Step 1: Authentication and Course Discovery
Before you can interact with Canvas, you must authenticate and identify the specific course where the quiz will be hosted.
library(exams)
library(vvcanvas)
library(data.table)
# 1. Authenticate with your Canvas API Token
canvas <- canvas_authenticate(token = "YOUR_TOKEN", url = "https://your-school.instructure.com")
# 2. Programmatically find your Course ID
# This avoids manual lookups in the browser
my_courses <- get_courses(canvas) |> data.table()
course_id <- my_courses[name %like% "Business Analytics", id]
Step 2: Generating the Randomized Package
Next, we use the exams2canvas function. This compiles your .Rmd templates into the QTI 1.2 format, generating as many unique variations as you specify.
# Bundling multiple question templates (Q1 and Q2) into a single quiz
# n = 50 ensures each student gets one of 50 unique versions
exams2canvas(c("Q1.Rmd", "soccer_scouting.Rmd"),
n = 50,
name = "Individual_Assignment_2")
Step 3: API Upload and Migration
Using the vvcanvas package, we push the generated .zip file directly to Canvas. The function returns a quiz_id, which we will use for the final configuration.
# This returns the ID of the newly created quiz shell
quiz_id <- upload_qti_file_with_migration(canvas, course_id, "Individual_Assignment_2.zip")
Step 4: Automating Quiz Metadata
Finally, we refine the quiz parameters. This step allows you to set the official title, provide clear HTML-formatted instructions, and control the publishing status.
# Refine the quiz settings directly from R
update_quiz(canvas, course_id, quiz_id, quiz_params = list(
title = "Individual Assignment 2: European Scouting Challenge",
description = "<h3>Instructions</h3>
<p>Please download the dataset provided for each question
and use Excel/R to complete your work.</p>
<p><strong>Reminder:</strong> Every student receives a unique dataset.

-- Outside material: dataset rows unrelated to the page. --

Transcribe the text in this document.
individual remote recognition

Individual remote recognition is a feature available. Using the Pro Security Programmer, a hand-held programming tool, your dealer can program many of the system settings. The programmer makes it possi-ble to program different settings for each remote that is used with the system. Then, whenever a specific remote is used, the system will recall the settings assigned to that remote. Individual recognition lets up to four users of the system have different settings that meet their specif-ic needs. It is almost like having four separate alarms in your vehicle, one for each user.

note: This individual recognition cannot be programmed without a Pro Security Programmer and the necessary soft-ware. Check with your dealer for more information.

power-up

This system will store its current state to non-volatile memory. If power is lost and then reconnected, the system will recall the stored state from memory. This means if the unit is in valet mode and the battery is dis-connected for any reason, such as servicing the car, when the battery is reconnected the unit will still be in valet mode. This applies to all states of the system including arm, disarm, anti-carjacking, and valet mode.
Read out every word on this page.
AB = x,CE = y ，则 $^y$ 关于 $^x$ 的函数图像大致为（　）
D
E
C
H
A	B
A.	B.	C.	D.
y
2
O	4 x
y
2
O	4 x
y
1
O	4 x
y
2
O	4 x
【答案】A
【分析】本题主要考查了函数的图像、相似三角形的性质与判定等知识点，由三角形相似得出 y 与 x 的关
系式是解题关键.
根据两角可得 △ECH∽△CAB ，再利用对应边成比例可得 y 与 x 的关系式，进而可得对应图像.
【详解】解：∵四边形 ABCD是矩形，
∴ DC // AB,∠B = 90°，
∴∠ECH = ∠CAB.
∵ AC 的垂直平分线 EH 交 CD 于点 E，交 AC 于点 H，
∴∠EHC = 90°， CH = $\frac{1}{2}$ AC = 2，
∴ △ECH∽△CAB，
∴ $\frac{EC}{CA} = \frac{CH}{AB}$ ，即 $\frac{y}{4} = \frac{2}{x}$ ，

Your correct answers will be unique to your data.</p>",
published = FALSE # Keep it hidden until you are ready
))
Conclusion
By separating the Question Design from the Compilation Logic, you create a modular system that can scale from a single quiz to an entire semester’s worth of automated assessments. The result is a high-integrity, professional environment where every student is challenged by a truly unique problem.